The harvested crop
Harvesting the fields
Caring for the land
On July 9, the Republic of South Sudan will celebrate its first birthday as an independent country. As the world’s newest country, South Sudan faces many challenges as it forms a new government, develops laws, and redevelops infrastructure that was destroyed by decades of civil war. The people of South Sudan – primarily subsistence farmers – also face many obstacles.
Though agricultural land is plentiful in this region, from the 1980’s into the 2000’s, many farmers fled for their lives to refugee camps in Uganda, Kenya, the Democratic Republic of the Congo, and to Internal Displacement Camps within Sudan. As a result, agricultural land became overgrown and children who would have traditionally grown up on farms and absorbed farming skills from their elders, are now adults who know nothing about farming.
Equally tragic was the impact of the war on young people; many had to join the armed forces or the armed groups who fought for various political factions during the long civil war. They were far too young to be fighting a war but forced recuitment of children and youth was practiced by all sides.These two scenarios – children raised in refugee camps away from farms and youth employed as soldiers – reveal some of the deep wounds within Sudan that require gospel power in order to heal.
The Christian Reformed World Relief Committee (CRWRC) has been working in Yei River County in central Equatoria State since 2010. Through four projects in this region, CRWRC hopes to help the rural population increase in their farming skills and work together to improve agricultural production so that families can meet their needs and so that food can be sold both within South Sudan and exported to neighboring countries.
The projects are designed to train over 800 farm families each year in “best practices” for growing food staples such as maize, ground nuts, beans and sorghum; and promote good agricultural practices through broadcasts over two Christian radio stations in Yei River County (Spirit FM and Easter FM).
Integral to this vision is the embodiment of Christ's good news. “I believe in the gospel’s power to change lives and effect reconciliation between warring individuals, including tribes with a long history of conflict. Without the gospel woven into our projects, our impact could be hollow if not palliative,” said CRWRC South Sudan Country Representative and Program Director, Albert Dizon.

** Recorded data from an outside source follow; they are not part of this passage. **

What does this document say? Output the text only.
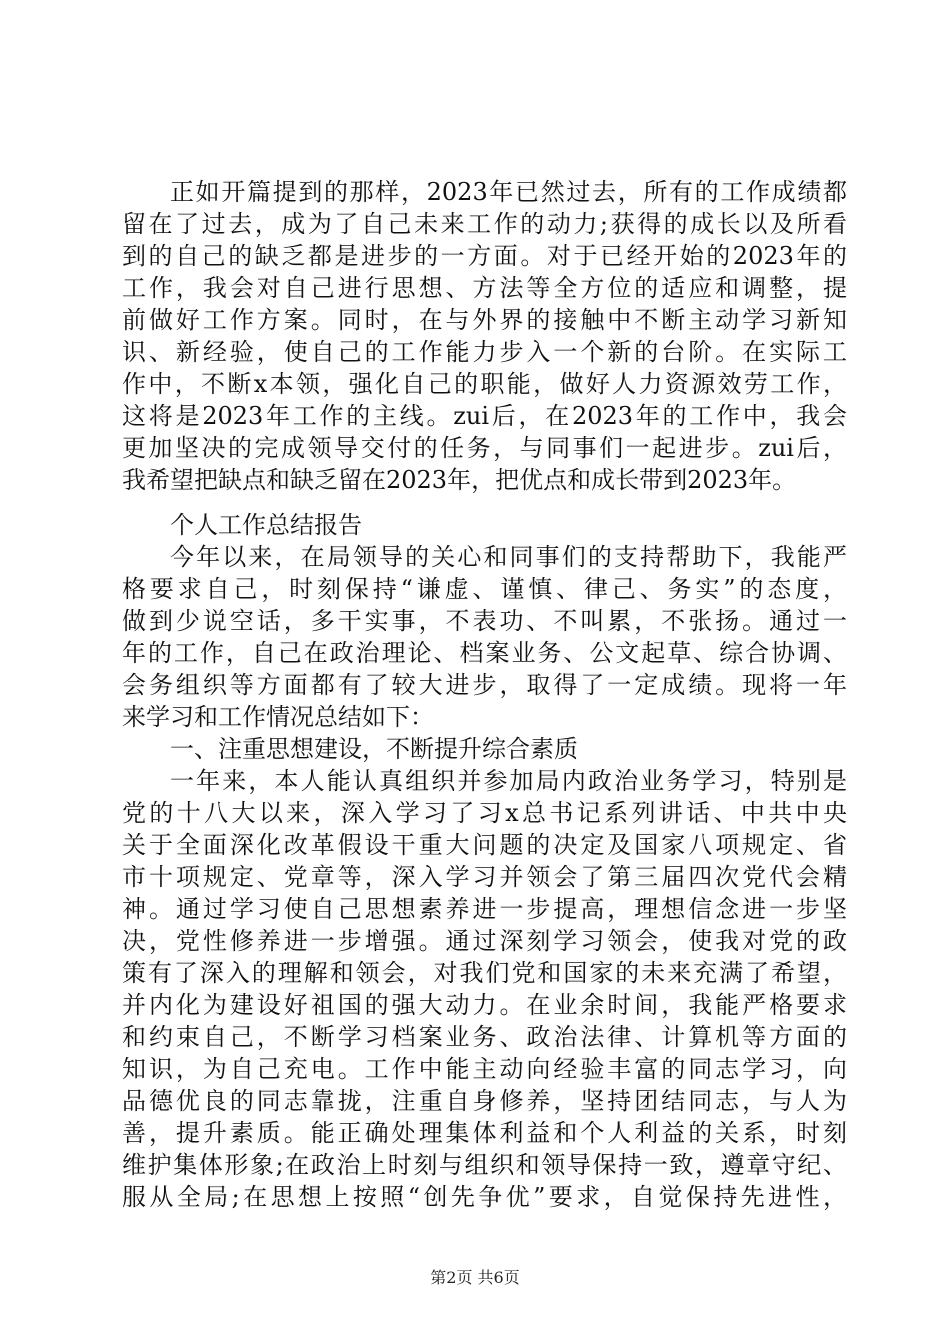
正如开篇提到的那样，2023年已然过去，所有的工作成绩都
留在了过去，成为了自己未来工作的动力;获得的成长以及所看
到的自己的缺乏都是进步的一方面。对于已经开始的2023年的
工作，我会对自己进行思想、方法等全方位的适应和调整，提
前做好工作方案。同时，在与外界的接触中不断主动学习新知
识、新经验，使自己的工作能力步入一个新的台阶。在实际工
作中，不断x本领，强化自己的职能，做好人力资源效劳工作，
这将是2023年工作的主线。zui后，在2023年的工作中，我会
更加坚决的完成领导交付的任务，与同事们一起进步。zui后，
我希望把缺点和缺乏留在2023年，把优点和成长带到2023年。
个人工作总结报告
今年以来，在局领导的关心和同事们的支持帮助下，我能严
格要求自己，时刻保持“谦虚、谨慎、律己、务实”的态度，
做到少说空话，多干实事，不表功、不叫累，不张扬。通过一
年的工作，自己在政治理论、档案业务、公文起草、综合协调、
会务组织等方面都有了较大进步，取得了一定成绩。现将一年
来学习和工作情况总结如下：
一、注重思想建设，不断提升综合素质
一年来，本人能认真组织并参加局内政治业务学习，特别是
党的十八大以来，深入学习了习x总书记系列讲话、中共中央
关于全面深化改革假设干重大问题的决定及国家八项规定、省
市十项规定、党章等，深入学习并领会了第三届四次党代会精
神。通过学习使自己思想素养进一步提高，理想信念进一步坚
决，党性修养进一步增强。通过深刻学习领会，使我对党的政
策有了深入的理解和领会，对我们党和国家的未来充满了希望，
并内化为建设好祖国的强大动力。在业余时间，我能严格要求
和约束自己，不断学习档案业务、政治法律、计算机等方面的
知识，为自己充电。工作中能主动向经验丰富的同志学习，向
品德优良的同志靠拢，注重自身修养，坚持团结同志，与人为
善，提升素质。能正确处理集体利益和个人利益的关系，时刻
维护集体形象;在政治上时刻与组织和领导保持一致，遵章守纪、
服从全局;在思想上按照“创先争优”要求，自觉保持先进性，
第2页 共6页
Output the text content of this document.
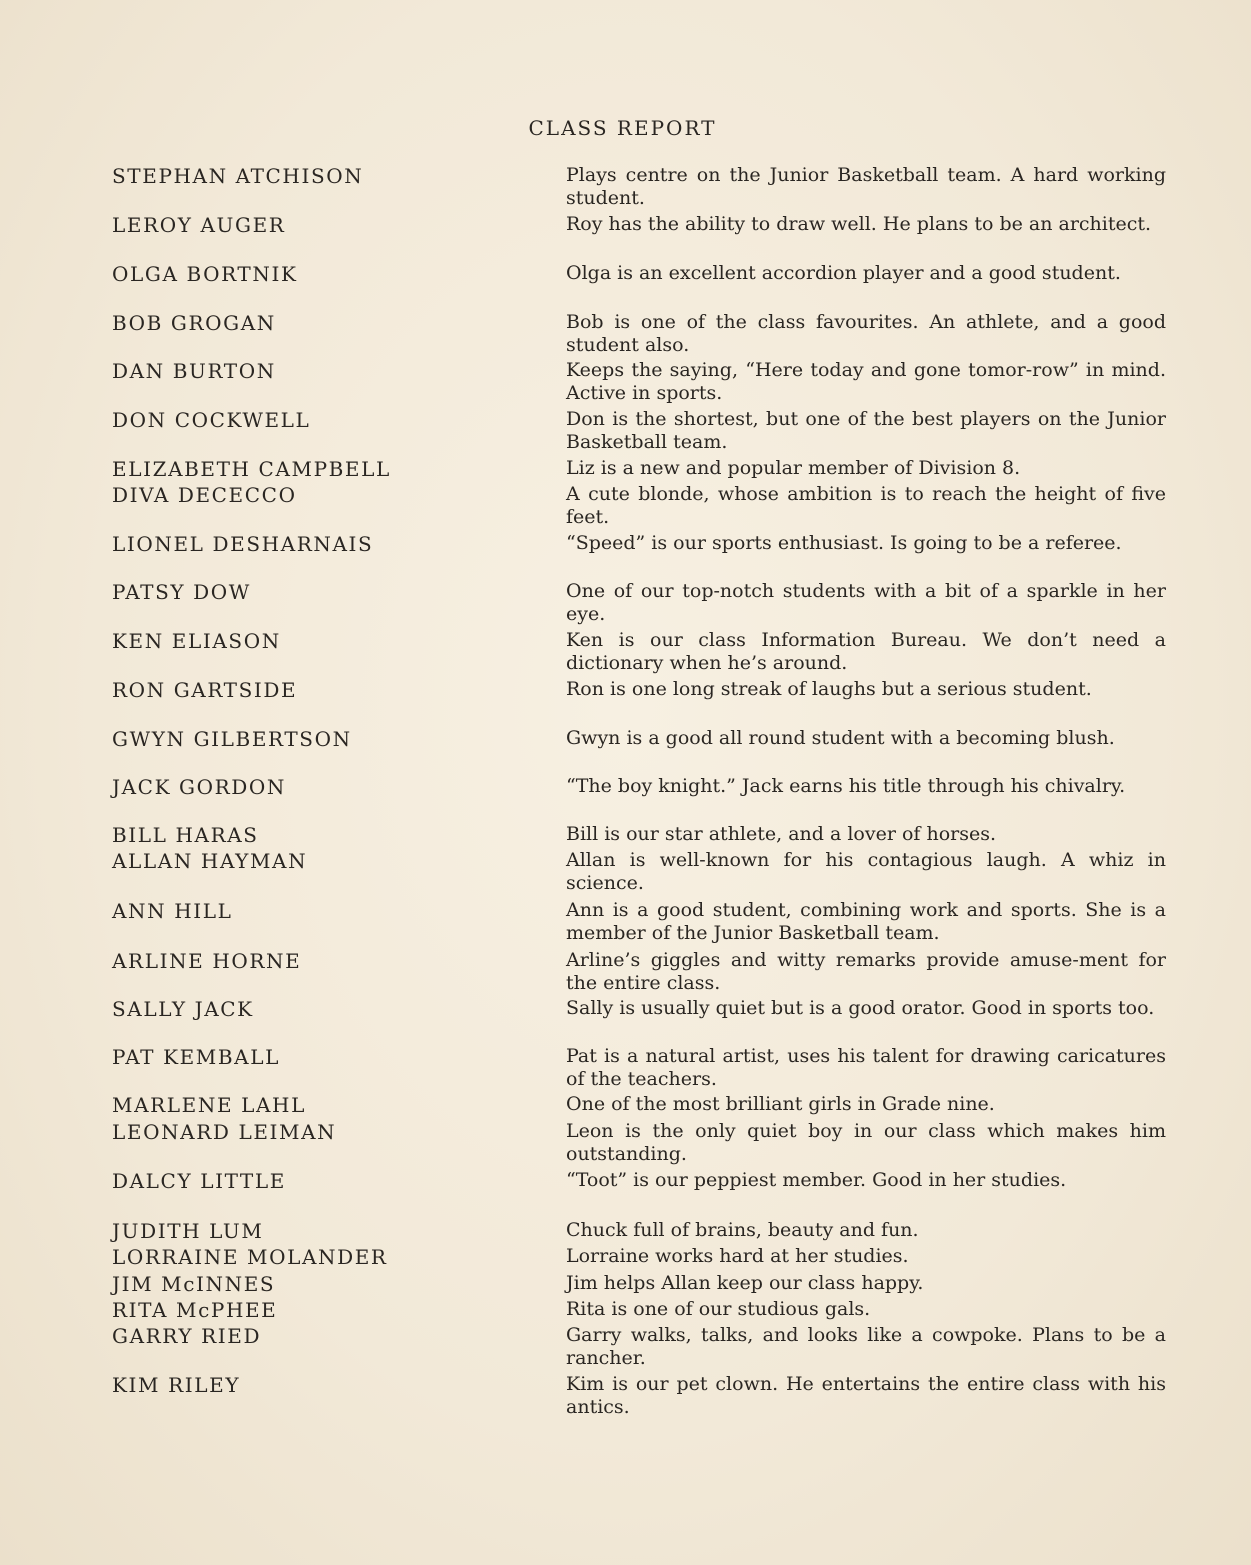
CLASS REPORT
STEPHAN ATCHISON	Plays centre on the Junior Basketball team. A hard working student.
LEROY AUGER	Roy has the ability to draw well. He plans to be an architect.
OLGA BORTNIK	Olga is an excellent accordion player and a good student.
BOB GROGAN	Bob is one of the class favourites. An athlete, and a good student also.
DAN BURTON	Keeps the saying, “Here today and gone tomor-row” in mind. Active in sports.
DON COCKWELL	Don is the shortest, but one of the best players on the Junior Basketball team.
ELIZABETH CAMPBELL	Liz is a new and popular member of Division 8.
DIVA DECECCO	A cute blonde, whose ambition is to reach the height of five feet.
LIONEL DESHARNAIS	“Speed” is our sports enthusiast. Is going to be a referee.
PATSY DOW	One of our top-notch students with a bit of a sparkle in her eye.
KEN ELIASON	Ken is our class Information Bureau. We don’t need a dictionary when he’s around.
RON GARTSIDE	Ron is one long streak of laughs but a serious student.
GWYN GILBERTSON	Gwyn is a good all round student with a becoming blush.
JACK GORDON	“The boy knight.” Jack earns his title through his chivalry.
BILL HARAS	Bill is our star athlete, and a lover of horses.
ALLAN HAYMAN	Allan is well-known for his contagious laugh. A whiz in science.
ANN HILL	Ann is a good student, combining work and sports. She is a member of the Junior Basketball team.
ARLINE HORNE	Arline’s giggles and witty remarks provide amuse-ment for the entire class.
SALLY JACK	Sally is usually quiet but is a good orator. Good in sports too.
PAT KEMBALL	Pat is a natural artist, uses his talent for drawing caricatures of the teachers.
MARLENE LAHL	One of the most brilliant girls in Grade nine.
LEONARD LEIMAN	Leon is the only quiet boy in our class which makes him outstanding.
DALCY LITTLE	“Toot” is our peppiest member. Good in her studies.
JUDITH LUM	Chuck full of brains, beauty and fun.
LORRAINE MOLANDER	Lorraine works hard at her studies.
JIM McINNES	Jim helps Allan keep our class happy.
RITA McPHEE	Rita is one of our studious gals.
GARRY RIED	Garry walks, talks, and looks like a cowpoke. Plans to be a rancher.
KIM RILEY	Kim is our pet clown. He entertains the entire class with his antics.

CRWRC’s work in Sudan, mostly funded by the Canadian Foodgrains Bank (CFGB), is comprised of several components: training farmers in basic agricultural techniques to improve crop yields, sharing the cost of hand tools to clear more land, and distributing seed. Beneficiaries of the program include recently returned occupants of refugee camps and subsistence farmers that have been established in Yei River County for years.
“The project was able to demonstrate that impacts can happen immediately following an intervention as opposed to seeing it at the tail end of a development program,” said Dizon about the results he’s seen over the past two years. “At least 73% (or 582) of the 801 training participants that have adopted the basic farming methods from the training have testified of being able to meet their households’ dietary requirements. Those with surplus sold it commercially so they could meet equally important needs like the children’s education and access to a balanced diet.”
Taipule Lugala Mudure, a participant in the project, echoes Dizon’s enthusiasm. He says, “The CRWRC training allowed me to meet my household`s food needs. Its farm radio program, which I conscientiously follow, guided me in proper pricing and right timing for selling my produce. If this is sustained, the future is looking up. We will have a better food supply, including the means to cope with other basic needs for the household.”
John Ajo, another participating farmer, shares dreams for future CRWRC projects: “I am hoping that additional training opportunities will be provided by CRWRC, particularly in areas like agro-forestry and animal husbandry. If this is granted, more rural people will have better chances of improving food production and raising their level of income.”
In South Sudan, war’s wounds aren’t having the last word. Jesus, the Word made flesh, is speaking a healing word, binding the wounds of the brokenhearted (Ps. 147:3). He is generating new strength and hope through people like Albert Dizon and Christians like you who support the project through your prayers and gifts to CRWRC.